Saturday, May 1, 2010

Stop the Insanity!

I have been away from my computer for a few weeks: state assessment testing, reporting, planning, re-vamping online program, plus having a life! The list just goes on. However, sometimes I think it is better for my health not to be online as I read things that just seem so far from the truth!

I appreciate all the technololgy people out there. In fact, thanks for all you know and do. Because of people like you, I have learned a ton over the past two years and feel as though I have made great strides in changing my teaching. But is it reasonable that the average person/teacher knows everything about technology and implements every new thing that comes across her desk? Is there a checklist for using technology with a clear purpose and educational value? Or do we just try all new things out on kids to experiment in their learning?

Well, in a perfect world teachers could do whatever they want.
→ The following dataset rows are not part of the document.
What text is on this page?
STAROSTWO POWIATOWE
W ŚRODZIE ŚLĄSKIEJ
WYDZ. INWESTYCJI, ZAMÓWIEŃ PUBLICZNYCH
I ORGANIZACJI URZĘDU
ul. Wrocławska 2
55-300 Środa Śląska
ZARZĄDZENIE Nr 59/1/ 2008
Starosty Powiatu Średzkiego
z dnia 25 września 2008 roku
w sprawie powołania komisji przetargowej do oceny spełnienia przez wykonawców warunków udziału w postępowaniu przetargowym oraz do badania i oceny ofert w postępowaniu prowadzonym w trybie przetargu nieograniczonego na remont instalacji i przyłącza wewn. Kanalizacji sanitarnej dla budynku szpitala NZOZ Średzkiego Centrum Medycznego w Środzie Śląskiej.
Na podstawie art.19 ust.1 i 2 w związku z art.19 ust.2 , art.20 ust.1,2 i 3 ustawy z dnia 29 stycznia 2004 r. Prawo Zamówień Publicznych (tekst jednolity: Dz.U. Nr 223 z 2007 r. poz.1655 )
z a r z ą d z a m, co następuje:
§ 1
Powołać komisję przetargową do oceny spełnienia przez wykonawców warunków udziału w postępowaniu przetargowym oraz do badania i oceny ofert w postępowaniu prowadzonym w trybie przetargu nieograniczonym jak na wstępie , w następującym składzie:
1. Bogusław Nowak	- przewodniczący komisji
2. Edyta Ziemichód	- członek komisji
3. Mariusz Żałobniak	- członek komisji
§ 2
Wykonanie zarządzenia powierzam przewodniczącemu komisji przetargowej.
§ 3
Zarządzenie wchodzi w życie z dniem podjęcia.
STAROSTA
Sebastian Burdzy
They could teach what they see as important and ignore all else. However, in the real world, there are tests, reports, AYP, and a multitude of things that demand attention. So when a statement is made that consistency in a program for students is important, does that mean we are simply stiving for "mediocrity." I think not! From a person who is learning, I need to learn one thing at a time, gain some mastery, understand the point, get the purpose! Things change too fast to try them all!

While something may look "fun," don't we owe it to our students and ourselves to ask the question "why"? You know kids are going to ask, so why don't we answer it first. Lots of things in life look fun, but sometimes we need to use a little caution in the things we choose to avoid being faced with a consequence. Does caution equal boredom? Maybe for some; but for others it is safe and necessary.

So when we look to add new things to our classrooms, we need to ask ourselves these questions: What is the point? Why do my students need to know this? How will it help them understand the content of my class in a more effective way?

All things aside, the "wow factor" has little credence in my book. If it is only about impressing people, you're doing it for the wrong reason!

Hermann Hesse once said, "“It is not our purpose to become each other; it is to recognize each other, to learn to see the other and honor him for what he is.”